Cuando empecé a trabajar en educación hace ya muchos años, recuerdo que algunos padres me criticaban duramente por no enviar deberes para casa. Incluso, en ocasiones, como suele hacer el español medio, que no sabe de nada pero cree entender de todo, cuestionaban mi profesionalidad cuchicheando entre ellos o protestando formalmente ante al director. Al igual que entonces, sigo pensando que el tiempo que se dedica en el aula a enseñar debe ser suficiente para aprender y que, si no da tiempo, entonces hay que replantearse los programas de estudio, no los deberes. Obviamente, soy defensor de realizar algunas rutinas en casa por parte de los alumnos, como la lectura diaria, los trabajos en común como la realización de murales o vídeos o, lógicamente, terminar las actividades que debían ser terminadas en el aula pero que (por pereza o dejadez) no se terminaron a tiempo.

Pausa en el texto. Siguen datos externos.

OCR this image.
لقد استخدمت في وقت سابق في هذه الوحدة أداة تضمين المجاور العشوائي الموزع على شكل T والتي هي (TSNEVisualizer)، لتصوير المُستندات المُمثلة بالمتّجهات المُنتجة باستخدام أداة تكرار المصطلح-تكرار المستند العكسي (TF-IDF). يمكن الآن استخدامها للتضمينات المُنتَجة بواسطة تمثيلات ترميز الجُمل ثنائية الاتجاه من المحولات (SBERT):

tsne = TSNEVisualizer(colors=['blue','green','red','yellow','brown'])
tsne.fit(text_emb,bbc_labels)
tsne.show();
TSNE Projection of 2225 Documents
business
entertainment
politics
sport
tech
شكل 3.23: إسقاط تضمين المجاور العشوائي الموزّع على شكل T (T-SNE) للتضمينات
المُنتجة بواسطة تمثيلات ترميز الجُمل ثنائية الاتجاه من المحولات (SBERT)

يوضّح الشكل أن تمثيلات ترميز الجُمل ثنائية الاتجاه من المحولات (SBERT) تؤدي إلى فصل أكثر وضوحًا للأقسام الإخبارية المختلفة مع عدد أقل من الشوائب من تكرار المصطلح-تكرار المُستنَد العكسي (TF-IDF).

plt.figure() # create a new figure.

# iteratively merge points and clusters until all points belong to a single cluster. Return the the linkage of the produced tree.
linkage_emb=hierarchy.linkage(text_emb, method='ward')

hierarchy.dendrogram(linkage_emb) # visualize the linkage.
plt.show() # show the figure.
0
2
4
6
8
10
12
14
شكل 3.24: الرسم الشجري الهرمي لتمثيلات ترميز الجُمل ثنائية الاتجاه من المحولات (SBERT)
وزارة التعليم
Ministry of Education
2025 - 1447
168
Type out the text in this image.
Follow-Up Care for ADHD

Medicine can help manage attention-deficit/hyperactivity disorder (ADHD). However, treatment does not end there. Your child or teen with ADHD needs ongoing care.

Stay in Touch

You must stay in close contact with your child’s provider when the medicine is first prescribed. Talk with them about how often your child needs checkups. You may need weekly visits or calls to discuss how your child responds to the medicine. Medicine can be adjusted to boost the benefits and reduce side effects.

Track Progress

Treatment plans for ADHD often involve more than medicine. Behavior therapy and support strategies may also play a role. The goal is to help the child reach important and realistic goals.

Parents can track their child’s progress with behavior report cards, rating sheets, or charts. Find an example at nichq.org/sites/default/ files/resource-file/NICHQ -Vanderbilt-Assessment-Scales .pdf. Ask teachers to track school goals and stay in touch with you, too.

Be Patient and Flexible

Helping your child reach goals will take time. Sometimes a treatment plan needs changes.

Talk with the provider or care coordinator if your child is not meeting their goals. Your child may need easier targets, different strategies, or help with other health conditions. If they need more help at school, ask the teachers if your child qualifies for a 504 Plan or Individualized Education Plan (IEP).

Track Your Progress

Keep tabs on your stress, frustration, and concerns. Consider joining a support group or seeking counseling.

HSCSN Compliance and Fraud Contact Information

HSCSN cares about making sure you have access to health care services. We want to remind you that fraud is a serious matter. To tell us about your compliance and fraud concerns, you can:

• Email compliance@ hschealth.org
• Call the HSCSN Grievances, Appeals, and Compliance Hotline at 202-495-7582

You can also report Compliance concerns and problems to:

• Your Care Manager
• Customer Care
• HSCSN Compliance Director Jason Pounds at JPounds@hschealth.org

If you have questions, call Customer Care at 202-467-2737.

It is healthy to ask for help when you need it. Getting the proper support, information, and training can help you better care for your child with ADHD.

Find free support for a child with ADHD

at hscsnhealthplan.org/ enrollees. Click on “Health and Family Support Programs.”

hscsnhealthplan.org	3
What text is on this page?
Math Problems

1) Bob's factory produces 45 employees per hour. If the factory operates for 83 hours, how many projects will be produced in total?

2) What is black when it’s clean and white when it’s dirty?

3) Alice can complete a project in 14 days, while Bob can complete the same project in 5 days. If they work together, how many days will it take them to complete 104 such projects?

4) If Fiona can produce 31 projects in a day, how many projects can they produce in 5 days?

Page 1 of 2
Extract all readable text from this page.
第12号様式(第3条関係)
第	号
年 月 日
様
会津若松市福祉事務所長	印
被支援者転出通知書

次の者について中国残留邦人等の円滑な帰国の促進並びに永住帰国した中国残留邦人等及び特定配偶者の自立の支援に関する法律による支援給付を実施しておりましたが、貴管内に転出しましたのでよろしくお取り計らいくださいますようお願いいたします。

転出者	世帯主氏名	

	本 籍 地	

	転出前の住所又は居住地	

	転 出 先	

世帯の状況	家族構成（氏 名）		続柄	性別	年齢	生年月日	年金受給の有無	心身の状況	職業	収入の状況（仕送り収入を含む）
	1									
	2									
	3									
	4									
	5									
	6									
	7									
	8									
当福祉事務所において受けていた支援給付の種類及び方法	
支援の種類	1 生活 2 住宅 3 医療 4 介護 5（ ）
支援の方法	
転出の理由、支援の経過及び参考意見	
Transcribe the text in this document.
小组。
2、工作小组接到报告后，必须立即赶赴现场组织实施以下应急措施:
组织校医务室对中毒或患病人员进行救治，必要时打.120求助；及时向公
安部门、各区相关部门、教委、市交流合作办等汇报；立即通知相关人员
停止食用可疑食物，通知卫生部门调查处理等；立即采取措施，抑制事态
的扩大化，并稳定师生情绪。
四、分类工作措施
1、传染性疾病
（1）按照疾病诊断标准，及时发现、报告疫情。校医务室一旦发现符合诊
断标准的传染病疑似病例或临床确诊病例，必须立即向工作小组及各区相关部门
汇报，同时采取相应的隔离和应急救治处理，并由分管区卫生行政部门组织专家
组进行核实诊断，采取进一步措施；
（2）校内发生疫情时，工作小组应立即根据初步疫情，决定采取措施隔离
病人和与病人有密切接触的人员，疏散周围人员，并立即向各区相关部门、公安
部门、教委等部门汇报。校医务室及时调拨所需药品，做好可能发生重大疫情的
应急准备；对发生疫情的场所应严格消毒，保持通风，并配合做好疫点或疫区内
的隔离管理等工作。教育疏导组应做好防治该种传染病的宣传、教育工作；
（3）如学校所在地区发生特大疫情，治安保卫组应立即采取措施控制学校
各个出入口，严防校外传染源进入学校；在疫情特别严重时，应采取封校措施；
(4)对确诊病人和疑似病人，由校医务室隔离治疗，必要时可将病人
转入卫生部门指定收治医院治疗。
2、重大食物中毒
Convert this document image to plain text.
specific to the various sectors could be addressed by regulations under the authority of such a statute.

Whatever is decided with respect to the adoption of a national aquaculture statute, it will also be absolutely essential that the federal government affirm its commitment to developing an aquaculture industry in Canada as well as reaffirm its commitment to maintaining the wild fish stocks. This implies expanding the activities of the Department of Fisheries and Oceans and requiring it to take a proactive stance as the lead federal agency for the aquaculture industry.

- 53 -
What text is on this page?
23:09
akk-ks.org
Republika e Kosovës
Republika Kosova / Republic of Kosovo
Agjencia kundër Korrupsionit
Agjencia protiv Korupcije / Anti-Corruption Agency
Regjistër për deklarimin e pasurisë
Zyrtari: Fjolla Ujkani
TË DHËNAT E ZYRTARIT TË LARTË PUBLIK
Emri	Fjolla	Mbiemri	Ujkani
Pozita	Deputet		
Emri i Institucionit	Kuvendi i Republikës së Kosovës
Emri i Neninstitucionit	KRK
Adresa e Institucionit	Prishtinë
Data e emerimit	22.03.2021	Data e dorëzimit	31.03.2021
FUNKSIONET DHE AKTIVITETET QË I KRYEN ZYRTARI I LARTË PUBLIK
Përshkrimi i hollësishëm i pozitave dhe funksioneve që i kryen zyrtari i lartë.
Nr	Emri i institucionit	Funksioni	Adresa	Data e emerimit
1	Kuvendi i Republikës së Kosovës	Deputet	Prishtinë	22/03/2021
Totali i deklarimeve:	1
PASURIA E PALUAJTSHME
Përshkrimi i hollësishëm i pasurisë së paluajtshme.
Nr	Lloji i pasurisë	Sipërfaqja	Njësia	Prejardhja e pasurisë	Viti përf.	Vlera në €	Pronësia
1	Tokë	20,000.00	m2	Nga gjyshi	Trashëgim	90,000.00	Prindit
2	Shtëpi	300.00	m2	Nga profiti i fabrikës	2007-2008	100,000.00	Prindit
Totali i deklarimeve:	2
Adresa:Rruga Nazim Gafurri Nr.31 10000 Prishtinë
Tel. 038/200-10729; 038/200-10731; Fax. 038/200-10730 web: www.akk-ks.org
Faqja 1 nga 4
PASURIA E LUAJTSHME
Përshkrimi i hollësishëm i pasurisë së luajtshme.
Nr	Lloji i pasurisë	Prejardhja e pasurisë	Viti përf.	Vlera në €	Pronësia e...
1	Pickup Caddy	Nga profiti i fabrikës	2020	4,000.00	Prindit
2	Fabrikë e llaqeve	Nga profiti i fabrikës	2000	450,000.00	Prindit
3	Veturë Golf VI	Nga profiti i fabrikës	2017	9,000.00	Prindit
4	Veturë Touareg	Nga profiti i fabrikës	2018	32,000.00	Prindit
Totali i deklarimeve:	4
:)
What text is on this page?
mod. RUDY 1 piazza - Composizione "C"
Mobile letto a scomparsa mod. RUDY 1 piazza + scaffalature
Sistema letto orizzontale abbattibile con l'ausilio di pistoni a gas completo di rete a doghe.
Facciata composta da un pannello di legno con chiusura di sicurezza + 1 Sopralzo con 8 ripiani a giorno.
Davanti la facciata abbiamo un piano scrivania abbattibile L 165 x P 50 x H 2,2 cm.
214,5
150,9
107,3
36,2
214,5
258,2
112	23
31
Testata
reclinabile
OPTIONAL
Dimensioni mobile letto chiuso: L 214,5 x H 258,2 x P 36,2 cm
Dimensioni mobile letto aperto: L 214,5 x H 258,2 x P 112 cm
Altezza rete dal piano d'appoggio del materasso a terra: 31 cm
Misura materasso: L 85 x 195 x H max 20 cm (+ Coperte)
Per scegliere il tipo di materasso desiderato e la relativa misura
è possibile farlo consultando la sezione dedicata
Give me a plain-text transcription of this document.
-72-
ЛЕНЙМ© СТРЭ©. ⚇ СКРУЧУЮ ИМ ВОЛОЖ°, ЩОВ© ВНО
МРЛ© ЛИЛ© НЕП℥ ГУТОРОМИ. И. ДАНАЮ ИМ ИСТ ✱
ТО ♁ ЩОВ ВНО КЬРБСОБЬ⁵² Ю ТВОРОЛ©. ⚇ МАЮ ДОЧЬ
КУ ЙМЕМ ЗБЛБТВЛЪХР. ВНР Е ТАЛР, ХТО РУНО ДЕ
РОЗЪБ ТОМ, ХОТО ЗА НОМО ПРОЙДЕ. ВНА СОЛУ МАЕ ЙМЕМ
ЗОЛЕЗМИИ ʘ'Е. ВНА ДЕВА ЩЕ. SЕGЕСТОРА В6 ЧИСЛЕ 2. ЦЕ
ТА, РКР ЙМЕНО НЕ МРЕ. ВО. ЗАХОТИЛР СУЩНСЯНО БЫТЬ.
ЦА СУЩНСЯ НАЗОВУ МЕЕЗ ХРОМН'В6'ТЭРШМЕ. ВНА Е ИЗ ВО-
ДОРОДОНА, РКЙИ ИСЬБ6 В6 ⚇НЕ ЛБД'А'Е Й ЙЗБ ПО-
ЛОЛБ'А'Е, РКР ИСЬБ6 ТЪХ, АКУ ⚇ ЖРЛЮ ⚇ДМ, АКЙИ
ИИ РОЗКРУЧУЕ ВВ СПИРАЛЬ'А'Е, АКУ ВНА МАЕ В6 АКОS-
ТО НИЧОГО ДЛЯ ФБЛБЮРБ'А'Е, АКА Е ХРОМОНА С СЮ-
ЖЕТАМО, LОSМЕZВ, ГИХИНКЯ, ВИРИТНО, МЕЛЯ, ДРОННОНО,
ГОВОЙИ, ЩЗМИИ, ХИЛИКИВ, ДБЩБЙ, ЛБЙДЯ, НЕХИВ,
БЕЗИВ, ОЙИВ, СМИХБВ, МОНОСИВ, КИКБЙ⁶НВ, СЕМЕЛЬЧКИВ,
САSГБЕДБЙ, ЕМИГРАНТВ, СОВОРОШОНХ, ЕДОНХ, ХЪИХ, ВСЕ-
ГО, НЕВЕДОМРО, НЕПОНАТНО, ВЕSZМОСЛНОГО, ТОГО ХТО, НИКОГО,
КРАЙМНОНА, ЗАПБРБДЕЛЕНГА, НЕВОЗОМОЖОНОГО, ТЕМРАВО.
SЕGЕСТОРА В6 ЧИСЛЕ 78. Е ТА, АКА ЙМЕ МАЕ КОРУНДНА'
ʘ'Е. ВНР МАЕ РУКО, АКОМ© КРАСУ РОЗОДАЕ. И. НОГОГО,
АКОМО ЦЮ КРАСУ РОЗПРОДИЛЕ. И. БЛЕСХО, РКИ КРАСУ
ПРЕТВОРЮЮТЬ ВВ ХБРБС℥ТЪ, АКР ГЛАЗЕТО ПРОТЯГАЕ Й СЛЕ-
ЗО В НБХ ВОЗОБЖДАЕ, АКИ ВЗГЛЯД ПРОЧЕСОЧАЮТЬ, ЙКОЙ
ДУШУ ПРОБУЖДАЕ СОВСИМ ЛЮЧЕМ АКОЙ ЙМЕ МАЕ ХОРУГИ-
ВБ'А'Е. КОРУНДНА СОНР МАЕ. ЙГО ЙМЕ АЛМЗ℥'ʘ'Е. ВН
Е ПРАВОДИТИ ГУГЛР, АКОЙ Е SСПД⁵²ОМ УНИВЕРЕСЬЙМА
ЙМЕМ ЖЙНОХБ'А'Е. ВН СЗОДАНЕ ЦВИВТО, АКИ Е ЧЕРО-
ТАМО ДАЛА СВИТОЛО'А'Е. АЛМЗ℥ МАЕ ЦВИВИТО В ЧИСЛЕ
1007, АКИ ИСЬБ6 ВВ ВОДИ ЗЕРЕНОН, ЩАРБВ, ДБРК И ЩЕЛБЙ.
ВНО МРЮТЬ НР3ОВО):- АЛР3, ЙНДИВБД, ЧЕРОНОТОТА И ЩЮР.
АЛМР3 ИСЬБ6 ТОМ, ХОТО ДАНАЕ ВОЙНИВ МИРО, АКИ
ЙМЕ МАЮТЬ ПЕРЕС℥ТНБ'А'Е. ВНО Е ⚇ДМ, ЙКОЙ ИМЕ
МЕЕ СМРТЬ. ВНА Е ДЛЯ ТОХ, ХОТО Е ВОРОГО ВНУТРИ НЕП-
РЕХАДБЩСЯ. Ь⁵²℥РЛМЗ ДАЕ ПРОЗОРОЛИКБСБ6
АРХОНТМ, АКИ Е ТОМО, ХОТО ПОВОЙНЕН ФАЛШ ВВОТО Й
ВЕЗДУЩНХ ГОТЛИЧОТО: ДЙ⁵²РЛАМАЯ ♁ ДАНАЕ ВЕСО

Seguramente, muchos de los padres que me criticaban por entonces son hoy defensores acérrimos de no enviar deberes a casa, algo normal en un país donde todo el mundo tiene derecho a opinar por el simple hecho de tener lengua, aunque luego a esa lengua no le acompañe el raciocinio.

Como he dicho, los tiempos han cambiado. Hace un par de décadas, uno podía dar clase a un grupo de alumnos y daba tiempo a terminar prácticamente todo lo que uno tenía programado para esa jornada. Hoy en día, sin embargo, los primeros quince minutos de clase se dedican a comprobar qué alumnos han traído los deberes o qué alumnos han realizado las tareas del día anterior. Eso cuando traen los libros. Luego, a lo largo de la sesión, unos diez minutos más o menos se van en pedir atención o en mandar callar. Teniendo esto en cuenta, podemos decir que a lo largo de la jornada escolar se pierden cien minutos en mandar callar, en comprobar quién hace las tareas, en pedir atención, en pedirles que no se insulten, que no se levanten sin permiso, que no se peguen chicles en el pelo, que no lancen pelotas de papel, que no escupan, que se sienten bien, etc. Esos cien minutos perdidos, no se perdían antes.

Si hago un análisis comparativo de lo que sucedía hace 25 años y lo que sucede ahora, podría decir que el cambio más significativo es que los alumnos de entonces venían con las normas de comportamiento y la responsabilidad aprendidas de casa. Eso hacía que el tiempo en el aula fuese mucho más efectivo. El número de alumnos con conducta desafiante, o pasotas, o que no traen libros, o que ya desde muy pequeños son beligerantes, se ha triplicado en la última década. En los colegios de hoy en día, la educación es menos necesaria que la domesticación. Incluso alumnos de educación infantil con solo tres años les pegan patadas a sus profesores, o les muerden o se sacan la chorra y se mean en mitad de la clase como si fuesen criaturas salvajes de una película de Steven Spielberg.

Puede que, como dicen algunos, la calidad de nuestros profesores no sea la mejor del mundo. Desde luego, yo no voy a negarlo. Pero también es cierto que es muy difícil ser profesor cuando tu profesión no es valorada ni por los padres ni por la Administración; que es muy difícil ser profesor cuando existe intrusismo por parte de toda la sociedad, que se cree capacitada para opinar de educación; y que es muy difícil ser profesor cuando tienes que anteponer la enseñanza de las normas básicas de conducta a los contenidos de tu asignatura por culpa, precisamente, de la dejadez de unos padres que luego son, irónicamente, los que te juzgan.